Many of the young people in the Tea Party movement who have become politically active were either not yet born or too young to remember Ronald Reagan’s presidency. But they have taken to it like hungry nestlings by researching it and learning from us older folks what it was like to be an American between 1980 and 1988. Although they may not have experienced first hand the exhilaration and the pride that we felt as Americans under the strong and capable leadership of the great Ronald Reagan, you can tell from their blogs, their tweets and their comments that they long to know what we older people did; and that they long to live in a country where capital and capitalism was abundant.
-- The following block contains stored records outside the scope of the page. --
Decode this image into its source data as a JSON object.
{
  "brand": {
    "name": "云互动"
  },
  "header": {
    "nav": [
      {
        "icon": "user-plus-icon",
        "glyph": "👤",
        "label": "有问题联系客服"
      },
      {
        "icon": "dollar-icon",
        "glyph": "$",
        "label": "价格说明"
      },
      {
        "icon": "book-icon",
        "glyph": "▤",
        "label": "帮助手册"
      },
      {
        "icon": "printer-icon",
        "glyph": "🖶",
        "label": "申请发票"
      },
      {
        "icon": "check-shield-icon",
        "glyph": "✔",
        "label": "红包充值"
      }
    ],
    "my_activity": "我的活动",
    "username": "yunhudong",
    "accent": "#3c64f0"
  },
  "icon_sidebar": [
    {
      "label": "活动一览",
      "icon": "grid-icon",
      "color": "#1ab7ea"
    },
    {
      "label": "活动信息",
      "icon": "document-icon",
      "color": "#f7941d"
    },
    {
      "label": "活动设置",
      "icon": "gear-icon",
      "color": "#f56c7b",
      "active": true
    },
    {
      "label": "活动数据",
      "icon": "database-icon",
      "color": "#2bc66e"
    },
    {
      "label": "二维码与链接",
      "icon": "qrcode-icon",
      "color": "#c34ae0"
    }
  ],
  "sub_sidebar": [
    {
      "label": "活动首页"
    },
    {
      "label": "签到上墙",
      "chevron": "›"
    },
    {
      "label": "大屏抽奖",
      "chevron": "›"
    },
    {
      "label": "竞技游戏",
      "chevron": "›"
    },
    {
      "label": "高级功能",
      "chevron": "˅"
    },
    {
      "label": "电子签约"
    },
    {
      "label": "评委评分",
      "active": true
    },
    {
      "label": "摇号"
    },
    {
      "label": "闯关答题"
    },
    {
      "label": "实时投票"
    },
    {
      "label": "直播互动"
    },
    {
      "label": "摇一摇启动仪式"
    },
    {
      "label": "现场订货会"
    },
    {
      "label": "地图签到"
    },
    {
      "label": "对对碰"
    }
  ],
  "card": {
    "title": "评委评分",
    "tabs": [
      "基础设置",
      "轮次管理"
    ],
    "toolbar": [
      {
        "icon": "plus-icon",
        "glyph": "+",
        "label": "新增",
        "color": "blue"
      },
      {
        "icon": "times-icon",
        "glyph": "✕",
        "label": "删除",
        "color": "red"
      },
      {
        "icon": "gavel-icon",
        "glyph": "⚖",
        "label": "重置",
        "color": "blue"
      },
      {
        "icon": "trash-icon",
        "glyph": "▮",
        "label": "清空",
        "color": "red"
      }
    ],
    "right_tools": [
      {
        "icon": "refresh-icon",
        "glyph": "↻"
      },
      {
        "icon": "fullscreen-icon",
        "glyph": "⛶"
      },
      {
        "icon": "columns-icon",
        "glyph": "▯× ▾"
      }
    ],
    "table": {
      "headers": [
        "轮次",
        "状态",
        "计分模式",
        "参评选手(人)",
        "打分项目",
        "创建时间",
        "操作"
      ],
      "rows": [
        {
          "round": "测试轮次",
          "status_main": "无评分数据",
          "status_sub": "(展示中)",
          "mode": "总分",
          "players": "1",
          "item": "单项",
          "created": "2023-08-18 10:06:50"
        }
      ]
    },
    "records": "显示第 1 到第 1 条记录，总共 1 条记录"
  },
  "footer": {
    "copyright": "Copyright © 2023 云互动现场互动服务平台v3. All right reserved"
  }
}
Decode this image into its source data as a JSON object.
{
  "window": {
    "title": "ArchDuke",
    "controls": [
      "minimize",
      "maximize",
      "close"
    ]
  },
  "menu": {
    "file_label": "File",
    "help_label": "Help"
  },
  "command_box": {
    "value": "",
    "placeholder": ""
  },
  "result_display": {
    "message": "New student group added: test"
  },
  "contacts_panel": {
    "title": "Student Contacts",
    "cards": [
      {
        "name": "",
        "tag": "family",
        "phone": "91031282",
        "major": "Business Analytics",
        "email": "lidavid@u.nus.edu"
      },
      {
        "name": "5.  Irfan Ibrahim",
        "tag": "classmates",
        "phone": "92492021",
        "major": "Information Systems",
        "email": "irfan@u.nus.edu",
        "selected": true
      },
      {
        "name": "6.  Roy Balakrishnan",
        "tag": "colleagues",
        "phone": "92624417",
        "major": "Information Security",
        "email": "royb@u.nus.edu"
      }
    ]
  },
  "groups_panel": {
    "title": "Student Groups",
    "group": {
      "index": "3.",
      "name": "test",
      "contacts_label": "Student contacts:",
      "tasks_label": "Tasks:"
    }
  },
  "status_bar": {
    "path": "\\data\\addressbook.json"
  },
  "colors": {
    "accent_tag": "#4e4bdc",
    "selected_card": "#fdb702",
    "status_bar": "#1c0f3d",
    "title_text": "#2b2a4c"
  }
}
These people are learning their Constitutional Conservatism from Sarah Palin in much the same way those youngsters of this writer’s generation learned it from Ronald Reagan. While reading Palin’s America by Heart, it jumped off the page. It was my political philosophy. It was the political philosophy that this young college student honed in his mind and which he had learned by becoming a devout follower of Ronald Reagan. Sarah Palin had taken everything I knew to be true and gave it back to me in the most purest and most articulate of ways.

The children of today are learning the same philosophy as those of a generation ago. We were enamored by Reagan in much the same way they are enamored by Palin. My generation hung on his every word. Our mouths dropped in awe as we watched someone in power tell us the real deal in a world full of charlatans and demagogues. We were no longer crazy to believe in individual initiative and to reject cronyism and collectivism. We were right.

The historical parallels are there for those who wonder about Palin's electability or simply were too young to remember how it all went down. Mark Whittington explains in an excellent piece (h/t Texas4Palin):
Some have suggested that there is a historic parallel to a Palin candidacy. In late 1978, Ronald Reagan, himself a former governor and media star, was considered a has-been politician who had tried for the presidency in 1976 and had fallen short. Reagan was ridiculed, like Palin, for his alleged lack of intelligence and his alleged extremism. Yet, in 1980, Ronald Reagan beat President Jimmy Carter and became the 40th President of the United States.

All that the true conservative philosophy needed was a voice. And once that voice spoke, the people came to it not because they are lemmings or because of the cadence of how the speech was delivered, but because the words that were being spoken were true. It happened when Reagan came. It is happening again with Palin.

And just as they did to Reagan, the media and the Establishment derides and mocks Sarah Palin. They find flaws with her educational background, intellect and family in much the same way they did with Reagan. But they cannot touch the philosophy. They won’t even rebut it. They can’t. The closest they can come to attacking the philosophy is to call her an extremist and then not comment further. That’s it.

Sarah Palin's latest book, America By Heart, is proof positive that she is now the articulater of the true conservative philosophy. It lays out Constitutional Conservatism and quotes great conservatives of the past, including Reagan.

What Reagan and Palin both represent is an upsetting truth that draws ridicule from the Left and from the Establishment because it threatens their ways of collectivism, social engineering and cronyism. Constitutional conservatism to them is a danger to the status quo of their power structure. They're afraid that Palin may succeed. And they will do anything to plant the seeds of doubt in the minds of the people.

The people must be strong and courageous if they want to change their nation. Morning in America is a beautiful place. But it will require hard work and mental fortitude to get there. Follow her because she light's the way. Don't be distracted by the pundits and the critics.